Researchers from the Growing Up in Singapore Towards Healthy Outcomes (GUSTO) study made new discoveries on young children’s academic performance, eating habits and neurodevelopmental disorders.
According to Professor Chong Yap Seng, Dean-designate of NUS Medicine, who is the lead researcher of the study, tests on memory, vocabulary, numeracy skills and impulse control were conducted for the participating children at the age of four, which found a strong link to the children’s early primary school academic performance. These tests aim to focus on children who are at high risk of being poorly prepared for school, so that their parents could adapt to their learning styles.
In addition, research has shown that children’s eating rate is set when they turn four years old. "We videotaped the children eating in the lab, and we found that if they ate fast, chewed less and the food spent less time in their mouth, they ate more overall," said Prof Chong. He advised parents to encourage their children to eat slower, and stop when they are full.
Dr Cornelia Chee, director of the NUH Women's Emotional Health Service and Clinical Senior Lecturer with the Department of Psychological Medicine at NUS Medicine, also said that women who present symptoms of depression had a higher chance of conceiving babies with neurodevelopmental disorders such as anxiety, depressive or disruptive behaviours disorders. This discovery led to two new studies by NUH to help mothers with mental conditions.

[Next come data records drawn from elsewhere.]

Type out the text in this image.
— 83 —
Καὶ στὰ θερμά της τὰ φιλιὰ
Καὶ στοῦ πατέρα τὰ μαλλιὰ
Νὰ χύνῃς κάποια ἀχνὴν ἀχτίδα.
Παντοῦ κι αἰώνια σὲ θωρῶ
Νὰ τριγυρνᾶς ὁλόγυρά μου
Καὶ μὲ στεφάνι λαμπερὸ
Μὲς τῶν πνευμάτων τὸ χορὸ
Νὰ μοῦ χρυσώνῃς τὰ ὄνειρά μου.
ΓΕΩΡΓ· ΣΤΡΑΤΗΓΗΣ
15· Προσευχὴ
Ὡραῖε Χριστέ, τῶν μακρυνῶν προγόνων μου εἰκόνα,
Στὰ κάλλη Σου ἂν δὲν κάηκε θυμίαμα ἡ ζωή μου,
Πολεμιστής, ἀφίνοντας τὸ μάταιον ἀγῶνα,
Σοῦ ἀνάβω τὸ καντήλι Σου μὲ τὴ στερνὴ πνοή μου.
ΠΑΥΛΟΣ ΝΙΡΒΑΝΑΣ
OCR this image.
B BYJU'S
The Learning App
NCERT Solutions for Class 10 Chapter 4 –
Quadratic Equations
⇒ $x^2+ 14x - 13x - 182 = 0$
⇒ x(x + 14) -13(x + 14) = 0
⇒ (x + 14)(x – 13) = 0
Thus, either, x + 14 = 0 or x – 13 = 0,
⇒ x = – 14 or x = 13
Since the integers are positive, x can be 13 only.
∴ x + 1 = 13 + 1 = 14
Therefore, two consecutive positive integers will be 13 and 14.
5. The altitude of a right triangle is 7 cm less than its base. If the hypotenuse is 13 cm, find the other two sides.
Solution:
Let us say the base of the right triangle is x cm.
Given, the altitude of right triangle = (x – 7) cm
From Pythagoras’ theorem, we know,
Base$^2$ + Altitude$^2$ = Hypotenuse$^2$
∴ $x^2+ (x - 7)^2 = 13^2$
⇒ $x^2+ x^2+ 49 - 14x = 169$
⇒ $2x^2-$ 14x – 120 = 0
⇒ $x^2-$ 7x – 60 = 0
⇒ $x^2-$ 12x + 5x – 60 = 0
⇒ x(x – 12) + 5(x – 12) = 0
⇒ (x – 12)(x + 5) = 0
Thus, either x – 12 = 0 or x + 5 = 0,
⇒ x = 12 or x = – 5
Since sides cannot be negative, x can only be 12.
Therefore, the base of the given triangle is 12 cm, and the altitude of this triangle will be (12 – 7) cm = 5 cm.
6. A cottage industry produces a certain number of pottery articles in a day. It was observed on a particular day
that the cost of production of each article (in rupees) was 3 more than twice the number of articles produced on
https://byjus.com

The GUSTO study began in October 2018 and celebrated its tenth year anniversary at National Gallery Singapore on 4 December 2018. The study was led by NUHS and NUS Medicine in collaboration with KK Women’s and Children’s Hospital. More than 85 percent of the 1,247 women and families have stayed with the research programme, which led to 193 papers published in scientific journals and significant findings, one of which is the high rate of gestational diabetes among pregnant women.